Für wen zu welchem Preis?

Das Berliner Umland braucht dauerhaft bezahlbare Wohnungen, Bodenpreisdämpfung und Mobilitätsalternativen

Interview mit Katrin Lompscher

MieterEcho: Frau Lompscher, Sie beschäftigen sich schon lange mit dem Thema Wohnungspolitik. Hofft der Senat das Berliner Wohnungsproblem im Umland lösen zu  können?
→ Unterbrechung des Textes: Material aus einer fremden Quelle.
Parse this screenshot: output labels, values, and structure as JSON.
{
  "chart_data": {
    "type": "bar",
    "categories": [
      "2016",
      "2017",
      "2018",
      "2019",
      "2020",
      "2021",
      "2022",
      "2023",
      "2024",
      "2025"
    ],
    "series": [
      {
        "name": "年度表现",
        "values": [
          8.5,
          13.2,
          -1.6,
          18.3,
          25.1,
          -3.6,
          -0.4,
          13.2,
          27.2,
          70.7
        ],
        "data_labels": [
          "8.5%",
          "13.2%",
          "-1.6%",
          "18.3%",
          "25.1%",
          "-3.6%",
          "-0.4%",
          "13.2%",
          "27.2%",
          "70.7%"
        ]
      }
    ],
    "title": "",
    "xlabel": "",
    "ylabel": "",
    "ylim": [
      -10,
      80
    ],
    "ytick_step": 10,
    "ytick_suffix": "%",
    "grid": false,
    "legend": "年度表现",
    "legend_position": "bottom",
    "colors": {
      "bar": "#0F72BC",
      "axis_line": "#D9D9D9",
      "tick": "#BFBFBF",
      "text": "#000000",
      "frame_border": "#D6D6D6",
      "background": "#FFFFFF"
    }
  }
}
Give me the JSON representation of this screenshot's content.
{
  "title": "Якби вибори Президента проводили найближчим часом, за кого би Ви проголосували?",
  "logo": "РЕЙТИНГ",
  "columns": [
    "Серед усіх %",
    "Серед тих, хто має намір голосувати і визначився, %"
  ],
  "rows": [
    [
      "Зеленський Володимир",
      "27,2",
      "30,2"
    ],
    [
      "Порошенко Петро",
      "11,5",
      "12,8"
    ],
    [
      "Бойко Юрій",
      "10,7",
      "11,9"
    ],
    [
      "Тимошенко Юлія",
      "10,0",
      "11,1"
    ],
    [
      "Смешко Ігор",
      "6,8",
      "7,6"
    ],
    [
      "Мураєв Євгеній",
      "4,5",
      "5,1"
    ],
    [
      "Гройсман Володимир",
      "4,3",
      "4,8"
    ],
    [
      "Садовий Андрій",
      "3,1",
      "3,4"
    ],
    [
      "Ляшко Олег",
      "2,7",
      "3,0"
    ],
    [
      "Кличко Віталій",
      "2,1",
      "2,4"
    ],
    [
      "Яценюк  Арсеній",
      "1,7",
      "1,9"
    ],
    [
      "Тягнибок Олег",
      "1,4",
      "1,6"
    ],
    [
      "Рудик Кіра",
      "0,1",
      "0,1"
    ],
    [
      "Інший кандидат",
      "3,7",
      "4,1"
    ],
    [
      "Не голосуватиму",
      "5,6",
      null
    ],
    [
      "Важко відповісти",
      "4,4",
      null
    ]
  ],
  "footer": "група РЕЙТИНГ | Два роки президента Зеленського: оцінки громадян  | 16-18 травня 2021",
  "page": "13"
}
Katrin Lompscher: Für den aktuellen Berliner Senat kann ich nicht mehr sprechen, aber für meine Zeit ist ganz klar zu sagen, diese Hoffnung gab es nie. Berlin und Brandenburg sind selbstständige staatliche Einheiten und für die räumliche Entwicklung gilt sowieso das Prinzip der kommunalen Selbstbestimmung. Berlin muss seine Probleme in Berlin lösen, Brandenburg in Brandenburg. Allerdings ist Berlin keine Insel und Brandenburg hat kein Loch in der Mitte. Also ist es ganz klar, dass man jeweils über den eigenen Tellerrand schauen muss. Beide müssen die Themen, die beide Seiten berühren, in enger Abstimmung und Kooperation bearbeiten.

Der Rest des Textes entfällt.